The Sounds and Silents Festival is being held at Aldeburgh Cinema between May 3 and 5.

Organisers say it will celebrate the great many things that are important to the seaside community, with tales of brave seafarers, boats, lighthouses, and the beauty, pleasures and turbulences of small villages whose lifeblood was the coastal trade.

The weekend will be a step back in time to when the cinema opened its doors in 1919 - at the very height of silent cinema.

It begins with a showing of Dolby’s award wining film, The Invisible Lighthouse, which deals with subjects dear to the heart of many Suffolk communities including the Orford Ness lighthouse and the UFO sightings at Rendlesham.

It will be followed by Going Coastal - The Stories of W W Jacobs on Film. The five comedies about “men who go down to the sea in ships of moderate tonnage” were made by English filmmaker Manning Hayes in the 1920s. They will be shown with live musical accompaniment from Neil Brand and John Sweeney.

Mr Brand has been accompanying silent films for more than 17 years and is currently working on a BBC 4 TV series on film music, to be broadcast in the autumn. Mr Sweeney has played for silent films since 1990 at venues including the Riverside Studios Cinema, the National Film Theatre, Nottingham Broadway and the Barbican Centre.

The festival will also feature special shows programmed by Bryony Dixon, curator of silent film, from the collections of the British Film Institute’s (BFI) National Archive including Coast and Poetry and For those in Peril on the Sea - The Lifeboat Men on Film, complete with the launch of the lifeboat organised in partnership with the Aldeburgh Lifeboat Station.

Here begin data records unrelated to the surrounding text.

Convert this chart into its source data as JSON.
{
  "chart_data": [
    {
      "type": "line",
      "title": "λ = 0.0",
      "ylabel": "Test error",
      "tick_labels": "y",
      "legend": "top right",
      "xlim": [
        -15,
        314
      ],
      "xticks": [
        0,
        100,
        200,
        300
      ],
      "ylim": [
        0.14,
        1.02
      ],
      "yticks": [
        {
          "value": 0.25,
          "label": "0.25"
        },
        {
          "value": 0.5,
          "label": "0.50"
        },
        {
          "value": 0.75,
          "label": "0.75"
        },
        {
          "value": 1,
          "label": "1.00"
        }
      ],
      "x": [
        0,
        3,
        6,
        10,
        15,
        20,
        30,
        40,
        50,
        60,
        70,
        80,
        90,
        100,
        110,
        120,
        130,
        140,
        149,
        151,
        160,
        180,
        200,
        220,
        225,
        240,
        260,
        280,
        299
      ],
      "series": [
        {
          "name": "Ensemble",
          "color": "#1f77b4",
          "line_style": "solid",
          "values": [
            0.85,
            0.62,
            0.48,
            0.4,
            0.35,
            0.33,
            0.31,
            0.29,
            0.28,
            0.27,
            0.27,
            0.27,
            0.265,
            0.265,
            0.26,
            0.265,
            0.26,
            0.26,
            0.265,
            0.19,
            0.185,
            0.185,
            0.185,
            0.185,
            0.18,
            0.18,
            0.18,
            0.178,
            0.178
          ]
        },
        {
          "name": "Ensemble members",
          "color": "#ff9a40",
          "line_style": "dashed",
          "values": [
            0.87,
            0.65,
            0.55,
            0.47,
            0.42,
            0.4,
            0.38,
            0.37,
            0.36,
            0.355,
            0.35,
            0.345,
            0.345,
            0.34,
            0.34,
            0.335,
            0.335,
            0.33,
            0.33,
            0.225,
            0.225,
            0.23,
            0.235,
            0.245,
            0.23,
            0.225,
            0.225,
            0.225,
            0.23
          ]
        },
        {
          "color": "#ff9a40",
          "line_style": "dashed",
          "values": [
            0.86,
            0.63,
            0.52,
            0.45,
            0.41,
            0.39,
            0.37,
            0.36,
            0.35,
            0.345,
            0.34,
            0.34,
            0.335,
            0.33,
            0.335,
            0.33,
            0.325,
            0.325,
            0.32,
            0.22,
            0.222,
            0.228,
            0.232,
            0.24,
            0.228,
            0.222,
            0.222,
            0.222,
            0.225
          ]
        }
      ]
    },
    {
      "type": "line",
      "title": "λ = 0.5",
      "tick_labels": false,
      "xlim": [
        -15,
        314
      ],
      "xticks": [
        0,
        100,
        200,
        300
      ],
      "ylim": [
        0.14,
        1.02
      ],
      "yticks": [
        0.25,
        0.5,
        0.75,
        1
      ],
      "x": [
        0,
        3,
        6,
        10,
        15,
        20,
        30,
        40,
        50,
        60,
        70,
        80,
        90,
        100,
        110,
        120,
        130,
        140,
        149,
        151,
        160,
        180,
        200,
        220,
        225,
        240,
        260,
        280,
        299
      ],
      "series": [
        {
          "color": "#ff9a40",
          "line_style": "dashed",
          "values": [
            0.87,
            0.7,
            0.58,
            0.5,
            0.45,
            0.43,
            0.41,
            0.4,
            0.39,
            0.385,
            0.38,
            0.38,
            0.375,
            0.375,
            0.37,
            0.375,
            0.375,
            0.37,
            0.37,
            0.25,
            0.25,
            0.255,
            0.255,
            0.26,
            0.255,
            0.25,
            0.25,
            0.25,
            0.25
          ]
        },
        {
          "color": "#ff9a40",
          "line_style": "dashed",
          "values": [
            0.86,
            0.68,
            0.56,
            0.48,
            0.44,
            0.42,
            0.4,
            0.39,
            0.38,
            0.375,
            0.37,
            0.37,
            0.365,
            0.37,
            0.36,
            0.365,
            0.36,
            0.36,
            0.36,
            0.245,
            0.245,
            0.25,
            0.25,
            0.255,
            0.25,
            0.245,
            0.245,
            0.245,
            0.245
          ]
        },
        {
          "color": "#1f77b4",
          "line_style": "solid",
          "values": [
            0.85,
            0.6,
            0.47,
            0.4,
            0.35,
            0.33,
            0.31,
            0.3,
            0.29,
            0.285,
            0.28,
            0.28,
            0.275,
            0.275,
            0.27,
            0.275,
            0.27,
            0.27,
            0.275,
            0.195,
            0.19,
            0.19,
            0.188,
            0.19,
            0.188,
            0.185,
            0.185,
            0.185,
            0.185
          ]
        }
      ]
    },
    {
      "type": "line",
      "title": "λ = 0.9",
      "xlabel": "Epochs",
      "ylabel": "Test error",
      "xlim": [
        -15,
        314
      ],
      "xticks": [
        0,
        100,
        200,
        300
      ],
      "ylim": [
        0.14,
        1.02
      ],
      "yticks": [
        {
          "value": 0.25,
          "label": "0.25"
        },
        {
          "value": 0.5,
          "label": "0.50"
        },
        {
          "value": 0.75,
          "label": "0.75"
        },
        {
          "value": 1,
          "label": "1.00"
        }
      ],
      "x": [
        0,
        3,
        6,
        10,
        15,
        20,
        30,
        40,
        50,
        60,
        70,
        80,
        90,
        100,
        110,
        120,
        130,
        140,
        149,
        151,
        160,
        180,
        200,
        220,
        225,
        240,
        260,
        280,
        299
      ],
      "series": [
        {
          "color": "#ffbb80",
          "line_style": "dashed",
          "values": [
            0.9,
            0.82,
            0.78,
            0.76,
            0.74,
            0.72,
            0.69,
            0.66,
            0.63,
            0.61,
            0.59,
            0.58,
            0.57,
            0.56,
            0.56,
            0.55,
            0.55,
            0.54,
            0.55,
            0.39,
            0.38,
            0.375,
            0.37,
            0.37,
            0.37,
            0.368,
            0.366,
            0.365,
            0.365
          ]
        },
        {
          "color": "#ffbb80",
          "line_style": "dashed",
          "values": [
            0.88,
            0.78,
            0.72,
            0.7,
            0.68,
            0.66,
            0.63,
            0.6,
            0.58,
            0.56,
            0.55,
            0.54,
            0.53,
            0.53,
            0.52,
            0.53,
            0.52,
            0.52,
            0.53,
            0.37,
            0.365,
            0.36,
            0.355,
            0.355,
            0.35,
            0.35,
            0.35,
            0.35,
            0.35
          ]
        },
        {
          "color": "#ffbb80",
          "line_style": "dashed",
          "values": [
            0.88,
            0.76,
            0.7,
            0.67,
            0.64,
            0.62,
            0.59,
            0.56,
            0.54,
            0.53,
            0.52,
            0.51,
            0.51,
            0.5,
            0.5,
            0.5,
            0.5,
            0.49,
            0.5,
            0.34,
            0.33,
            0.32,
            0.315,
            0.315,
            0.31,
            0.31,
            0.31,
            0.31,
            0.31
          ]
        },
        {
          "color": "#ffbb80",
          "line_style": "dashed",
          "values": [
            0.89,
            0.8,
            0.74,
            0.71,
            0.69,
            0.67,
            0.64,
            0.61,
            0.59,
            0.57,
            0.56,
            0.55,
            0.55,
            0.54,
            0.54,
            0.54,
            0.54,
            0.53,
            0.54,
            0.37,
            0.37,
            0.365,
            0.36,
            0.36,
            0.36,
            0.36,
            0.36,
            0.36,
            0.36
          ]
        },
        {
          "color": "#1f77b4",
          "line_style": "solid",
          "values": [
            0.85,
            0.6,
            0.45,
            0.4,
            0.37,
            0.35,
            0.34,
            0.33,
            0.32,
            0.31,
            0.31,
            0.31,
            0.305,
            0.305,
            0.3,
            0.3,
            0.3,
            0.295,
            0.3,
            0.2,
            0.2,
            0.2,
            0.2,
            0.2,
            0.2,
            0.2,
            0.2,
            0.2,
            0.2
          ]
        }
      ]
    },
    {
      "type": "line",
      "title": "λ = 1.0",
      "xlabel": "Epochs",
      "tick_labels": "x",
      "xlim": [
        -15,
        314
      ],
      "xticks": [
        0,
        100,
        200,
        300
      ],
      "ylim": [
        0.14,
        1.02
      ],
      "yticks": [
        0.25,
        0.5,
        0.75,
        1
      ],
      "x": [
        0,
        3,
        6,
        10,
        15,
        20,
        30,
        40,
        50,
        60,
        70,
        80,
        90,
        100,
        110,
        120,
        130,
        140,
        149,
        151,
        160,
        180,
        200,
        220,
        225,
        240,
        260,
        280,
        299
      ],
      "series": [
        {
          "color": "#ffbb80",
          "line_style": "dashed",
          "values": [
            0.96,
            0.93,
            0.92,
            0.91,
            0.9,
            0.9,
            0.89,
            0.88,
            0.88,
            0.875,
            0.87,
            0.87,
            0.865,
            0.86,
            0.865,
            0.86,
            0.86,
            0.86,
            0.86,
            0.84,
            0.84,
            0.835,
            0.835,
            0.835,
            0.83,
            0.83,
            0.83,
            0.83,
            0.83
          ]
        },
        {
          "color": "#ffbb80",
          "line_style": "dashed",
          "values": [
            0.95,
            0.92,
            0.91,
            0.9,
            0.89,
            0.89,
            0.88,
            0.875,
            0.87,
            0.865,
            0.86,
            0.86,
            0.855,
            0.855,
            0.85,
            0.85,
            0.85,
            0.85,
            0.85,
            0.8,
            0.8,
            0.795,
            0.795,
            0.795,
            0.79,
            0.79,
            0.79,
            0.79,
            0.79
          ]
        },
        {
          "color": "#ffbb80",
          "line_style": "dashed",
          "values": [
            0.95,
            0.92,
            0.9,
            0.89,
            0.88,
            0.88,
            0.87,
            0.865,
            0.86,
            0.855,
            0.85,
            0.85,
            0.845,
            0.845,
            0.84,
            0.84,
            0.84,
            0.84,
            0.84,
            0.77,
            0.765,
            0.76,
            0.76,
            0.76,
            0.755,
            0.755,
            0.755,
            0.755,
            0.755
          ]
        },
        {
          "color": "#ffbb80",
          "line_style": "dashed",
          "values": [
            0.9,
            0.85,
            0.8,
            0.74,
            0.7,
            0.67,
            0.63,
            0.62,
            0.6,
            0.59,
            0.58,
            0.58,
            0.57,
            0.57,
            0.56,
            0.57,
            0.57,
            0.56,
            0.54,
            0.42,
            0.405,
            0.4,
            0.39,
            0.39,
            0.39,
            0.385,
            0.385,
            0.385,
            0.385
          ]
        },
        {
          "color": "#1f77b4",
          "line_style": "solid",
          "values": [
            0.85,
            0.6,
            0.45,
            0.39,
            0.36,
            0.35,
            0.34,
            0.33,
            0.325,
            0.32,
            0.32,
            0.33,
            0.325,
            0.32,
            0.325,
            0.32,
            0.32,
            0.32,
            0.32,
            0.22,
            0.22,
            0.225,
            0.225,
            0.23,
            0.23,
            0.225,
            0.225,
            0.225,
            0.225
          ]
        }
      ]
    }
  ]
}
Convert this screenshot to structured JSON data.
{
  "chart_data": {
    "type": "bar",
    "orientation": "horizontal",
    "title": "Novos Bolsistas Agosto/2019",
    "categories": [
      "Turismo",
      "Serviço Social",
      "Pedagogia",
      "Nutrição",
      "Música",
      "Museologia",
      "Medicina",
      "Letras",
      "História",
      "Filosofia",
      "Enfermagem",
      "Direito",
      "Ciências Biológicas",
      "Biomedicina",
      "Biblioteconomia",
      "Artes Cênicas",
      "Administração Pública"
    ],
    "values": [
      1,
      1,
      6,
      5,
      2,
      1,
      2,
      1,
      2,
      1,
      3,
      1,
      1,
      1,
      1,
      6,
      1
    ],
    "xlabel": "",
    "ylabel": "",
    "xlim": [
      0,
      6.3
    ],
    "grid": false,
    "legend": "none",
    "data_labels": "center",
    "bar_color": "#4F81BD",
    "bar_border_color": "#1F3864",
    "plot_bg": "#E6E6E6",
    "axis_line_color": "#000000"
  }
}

The final night will feature Americana with BBC film critic Mark Kermode and The Dodge Brothers playing live with Mr Brand to William Wellman’s hobo western, Beggars of Life, starring Louise Brooks.

All screenings will be introduced by the programming team of the British Silent Film Festival, Laraine Porter, Bryony Dixon and Neil Brand.

Young audiences are encouraged and there is a special ticket price for under 18s, while teachers are also invited to get in touch to discuss group ticket options.